Ayade commends Uko, seeks FG’s commitment to Calabar Carnival
The Executive Governor of Cross River State Prof. Ben Ayade has commended the international Consultant to Calabar Carnival Mr. Ikechi Uko of Jedidah Promotions, who also is the Organiser of Akwaaba African Travel Market.
“Ikechi Uko has added huge Value to the Carnival as people are now excited about the international part of the Carnival; we needed to improve and refresh the Carnival. Because of the changing demographics and the need to hold the interest of the younger Generation there is a need to improve on what we have offered as the Carnival for 10 years. People come to the Carnival expecting something new and fresh. This is the reason we add new events every year. This year the Formula K bike race will be the new event and it is going to be exciting.”

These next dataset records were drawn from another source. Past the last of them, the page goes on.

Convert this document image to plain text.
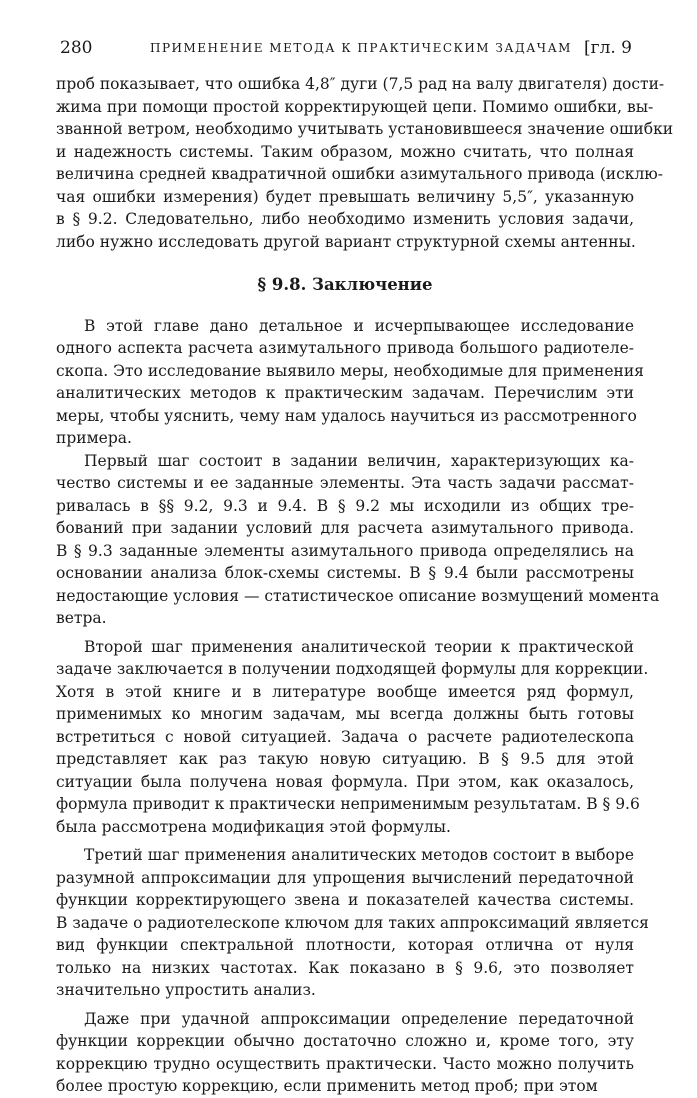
280	ПРИМЕНЕНИЕ МЕТОДА К ПРАКТИЧЕСКИМ ЗАДАЧАМ [гл. 9
проб показывает, что ошибка 4,8″ дуги (7,5 рад на валу двигателя) дости-
жима при помощи простой корректирующей цепи. Помимо ошибки, вы-
званной ветром, необходимо учитывать установившееся значение ошибки
и надежность системы. Таким образом, можно считать, что полная
величина средней квадратичной ошибки азимутального привода (исклю-
чая ошибки измерения) будет превышать величину 5,5″, указанную
в § 9.2. Следовательно, либо необходимо изменить условия задачи,
либо нужно исследовать другой вариант структурной схемы антенны.
§ 9.8. Заключение
В этой главе дано детальное и исчерпывающее исследование
одного аспекта расчета азимутального привода большого радиотеле-
скопа. Это исследование выявило меры, необходимые для применения
аналитических методов к практическим задачам. Перечислим эти
меры, чтобы уяснить, чему нам удалось научиться из рассмотренного
примера.
Первый шаг состоит в задании величин, характеризующих ка-
чество системы и ее заданные элементы. Эта часть задачи рассмат-
ривалась в §§ 9.2, 9.3 и 9.4. В § 9.2 мы исходили из общих тре-
бований при задании условий для расчета азимутального привода.
В § 9.3 заданные элементы азимутального привода определялись на
основании анализа блок-схемы системы. В § 9.4 были рассмотрены
недостающие условия — статистическое описание возмущений момента
ветра.
Второй шаг применения аналитической теории к практической
задаче заключается в получении подходящей формулы для коррекции.
Хотя в этой книге и в литературе вообще имеется ряд формул,
применимых ко многим задачам, мы всегда должны быть готовы
встретиться с новой ситуацией. Задача о расчете радиотелескопа
представляет как раз такую новую ситуацию. В § 9.5 для этой
ситуации была получена новая формула. При этом, как оказалось,
формула приводит к практически неприменимым результатам. В § 9.6
была рассмотрена модификация этой формулы.
Третий шаг применения аналитических методов состоит в выборе
разумной аппроксимации для упрощения вычислений передаточной
функции корректирующего звена и показателей качества системы.
В задаче о радиотелескопе ключом для таких аппроксимаций является
вид функции спектральной плотности, которая отлична от нуля
только на низких частотах. Как показано в § 9.6, это позволяет
значительно упростить анализ.
Даже при удачной аппроксимации определение передаточной
функции коррекции обычно достаточно сложно и, кроме того, эту
коррекцию трудно осуществить практически. Часто можно получить
более простую коррекцию, если применить метод проб; при этом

Governor Ayade made this known recently, when the team from Abuja and Lagos visited him in the Office after the First Dry Run in Calabar. The team was led by The Permanent Secretary of the Federal Ministry of Information Culture and Tourism and included Consultants and the former Mrs. Tourism United Nations Mrs Ebelechukwu Enemchukwu.
The Organiser of 48hours in Calabar Mr. Nkereuwem Onung presented a souvenir to the Governor and briefed him on the Ride on the Monorail, which was part of the Tour Package.
Ayade stated that the only way Carnival Calabar can become a strong African event is when the Federal Government begins to show interest by making budgetary provisions for the festival yearly.
“We are a subnational, and running parallel carnivals such as is currently being seen everywhere across the country, does not add value, but the value will come only when the federal government starts supporting us with a vote.”
According to Ayade, “You can imagine if each state were coming as a band and then we have 36 states competing against one another, could you imagine where Africa would have been? The whole world will start seeing our greatness.”
On the Abuja Carnival, Ayade said, “Calabar has made the signature in carnival and tourism and instead of straightening it, you now become a competitor. The scenario can be likened to that of a father fighting his own child. I find it more disturbing the use of the word carnival in the Abuja event, which is in direct conflict with the Carnival Calabar.”